Fresh useful insights for people advancing quality, innovative and sustainable journalism
OFF THE TOP
You might have heard: ProPublica to further expand local reporting network with additional newsrooms (ProPublica)
But did you know: ProPublica and Texas Tribune joining forces to create new investigative unit (CNN)
News nonprofits ProPublica and The Texas Tribune are launching a joint investigative unit with $6 million in funding and a five-year commitment. Texas Tribune CEO Evan Smith told CNN the organizations plan to raise $3 million more for the project and eventually hire 11 staffers, including seven reporters, a producer and a researcher. ProPublica has partnered with hundreds of news organizations since 2008 for a slew of projects, but this collaboration with Texas Tribune will be its first long-term, jointly branded newsroom.
+ Noted: Shari Redstone explores plan to launch Fox News competitor (The Hollywood Reporter); After shuttering its magazine, ESPN unveils “Cover Story” concept to report ambitious stories across its platforms (Axios); Twitter says it will restrict users from retweeting world leaders who break its rules (TechCrunch)
Trust Tip: Invite people into the newsroom (Trusting News)
According to the Pew Research Center, most Americans have never met a journalist. Lynn Walsh writes that Inviting members of the community into your newsroom is an effective way to engage directly with your audience and build their trust. Sign up for weekly Trust Tips here, and learn more about the Trusting News project — including how your newsroom can get free coaching — here.
TRY THIS AT HOME
How to know which impeachment polls to believe – and which to skip (The Conversation)
Political studies research professor Michael Traugott writes that lawmakers’ future votes on impeachment could hinge on public opinion, but the reliability of polls depends on who participated, what questions were asked and when the poll took place. Polls tend to target groups that include either all American adults, registered voters or likely voters. Each group is progressively smaller and more conservative. Because of the characteristics of the group of likely voters, polls that target this pool tend to show more support for President Donald Trump and less support for impeachment. Tracking opinions over time and across pollsters can also be misleading, as language describing the impeachment process varies from one poll to another.
This year, The Manila Times published what it called the Matrix, a list of journalists and other parties who are allegedly conspiring against President Rodrigo Duterte and using fake news to “manipulate public emotion.” Such outlandish claims have become a theme in a political culture where Duterte regularly calls journalists “spies” and “vultures,” and threatened the franchise renewal of the largest media conglomerate in the Philippines, ABS-CBN. The government also targeted The Philippine Daily Inquirer, which questioned Duterte’s so-called war on drugs, by strapping the paper’s owners with a tax case. “If you’re questioning Duterte’s drug war, you’re going to be targeted,” said Rappler editor Maria Ressa, who appeared in the Matrix. “You’re going to be hit by very personal attacks meant to pound you into silence.”
Artificial intelligence may have a knack for writing false news stories, but machine learning hasn’t caught up when it comes to identifying false news, according to several new studies from MIT researchers.
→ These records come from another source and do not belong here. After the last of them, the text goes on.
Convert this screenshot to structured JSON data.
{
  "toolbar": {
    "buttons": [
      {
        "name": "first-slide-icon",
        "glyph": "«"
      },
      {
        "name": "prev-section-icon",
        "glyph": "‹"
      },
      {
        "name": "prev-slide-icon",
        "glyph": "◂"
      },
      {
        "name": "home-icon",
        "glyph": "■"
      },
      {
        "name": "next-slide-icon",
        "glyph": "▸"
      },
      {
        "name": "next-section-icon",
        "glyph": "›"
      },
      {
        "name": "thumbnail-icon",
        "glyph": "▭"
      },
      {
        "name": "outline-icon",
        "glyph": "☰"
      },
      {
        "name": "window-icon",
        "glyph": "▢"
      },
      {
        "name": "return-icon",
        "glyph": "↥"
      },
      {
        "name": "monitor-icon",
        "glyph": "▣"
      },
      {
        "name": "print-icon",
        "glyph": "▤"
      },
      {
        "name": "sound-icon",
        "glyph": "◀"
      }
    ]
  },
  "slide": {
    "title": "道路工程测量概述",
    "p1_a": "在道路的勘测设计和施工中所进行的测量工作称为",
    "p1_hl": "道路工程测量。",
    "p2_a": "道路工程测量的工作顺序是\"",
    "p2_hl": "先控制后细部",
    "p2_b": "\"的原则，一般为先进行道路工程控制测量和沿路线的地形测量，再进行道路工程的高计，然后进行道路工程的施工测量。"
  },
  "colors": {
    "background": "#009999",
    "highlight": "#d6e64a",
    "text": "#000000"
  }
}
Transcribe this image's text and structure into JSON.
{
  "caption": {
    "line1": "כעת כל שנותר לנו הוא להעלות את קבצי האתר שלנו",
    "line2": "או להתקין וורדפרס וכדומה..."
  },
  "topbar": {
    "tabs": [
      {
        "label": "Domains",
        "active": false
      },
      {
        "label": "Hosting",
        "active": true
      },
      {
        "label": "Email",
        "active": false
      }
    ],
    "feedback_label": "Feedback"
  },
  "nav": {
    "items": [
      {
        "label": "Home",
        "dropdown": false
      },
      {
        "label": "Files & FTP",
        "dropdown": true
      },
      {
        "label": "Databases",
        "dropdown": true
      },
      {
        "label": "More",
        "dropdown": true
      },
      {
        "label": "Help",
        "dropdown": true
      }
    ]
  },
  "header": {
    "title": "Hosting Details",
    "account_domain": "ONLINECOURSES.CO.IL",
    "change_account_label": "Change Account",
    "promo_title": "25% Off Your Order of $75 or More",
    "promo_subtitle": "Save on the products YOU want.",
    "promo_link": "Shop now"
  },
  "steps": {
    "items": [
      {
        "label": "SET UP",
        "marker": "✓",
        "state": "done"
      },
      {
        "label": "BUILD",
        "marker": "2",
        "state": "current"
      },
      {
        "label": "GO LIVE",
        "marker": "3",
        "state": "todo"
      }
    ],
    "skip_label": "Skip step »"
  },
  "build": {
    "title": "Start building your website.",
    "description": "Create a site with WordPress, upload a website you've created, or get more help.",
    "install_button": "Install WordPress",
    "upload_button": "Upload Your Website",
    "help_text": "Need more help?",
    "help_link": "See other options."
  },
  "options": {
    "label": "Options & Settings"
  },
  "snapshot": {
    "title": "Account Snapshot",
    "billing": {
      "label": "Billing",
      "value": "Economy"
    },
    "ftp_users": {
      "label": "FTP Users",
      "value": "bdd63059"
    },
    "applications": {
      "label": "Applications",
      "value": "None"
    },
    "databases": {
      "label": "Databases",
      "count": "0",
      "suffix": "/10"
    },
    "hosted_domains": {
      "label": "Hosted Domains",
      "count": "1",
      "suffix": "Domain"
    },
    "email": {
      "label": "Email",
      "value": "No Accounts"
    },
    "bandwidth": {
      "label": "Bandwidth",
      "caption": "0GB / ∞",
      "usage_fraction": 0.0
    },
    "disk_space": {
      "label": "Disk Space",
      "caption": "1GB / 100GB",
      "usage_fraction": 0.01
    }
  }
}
Part of the catch is that machines can’t tell if stories are true, despite their ability to recognize computer-generated text. Researchers claim the problem lies in the Fact Extraction and Verification database, which uses true statements to train automated fact-checking systems. Most of the database’s false statements tend to be negative, such as, “Greg never said his car wasn’t blue.” So, fact-checking systems began to identify negative statements as false.
UP FOR DEBATE
Search engine optimization is a necessary evil in online journalism, but James Madison University assistant professor Francesca Tripodi writes that SEO can be exploited to widen the exposure of politically-loaded keywords. This happens when topics haven’t been covered much or at all online, allowing misinformation peddlers to dominate certain search terms and create information silos or even “parallel Internets” in search results. One example is the conspiracy theory term “crisis actor,” which flourished in online searches until legitimate news organizations stepped in to debunk the concept.
It’s become increasingly common for government entities at all levels to hold their employees to policies that block them from speaking with journalists in unapproved interviews. But as Frank LoMonte writes, “Prohibiting government employees from sharing their candid observations isn’t just bad for journalism. It’s against the law.” The Brechner Center for Freedom of Information recently identified 20 cases where courts determined that policies blocking government employees from speaking publicly about their work were invalid.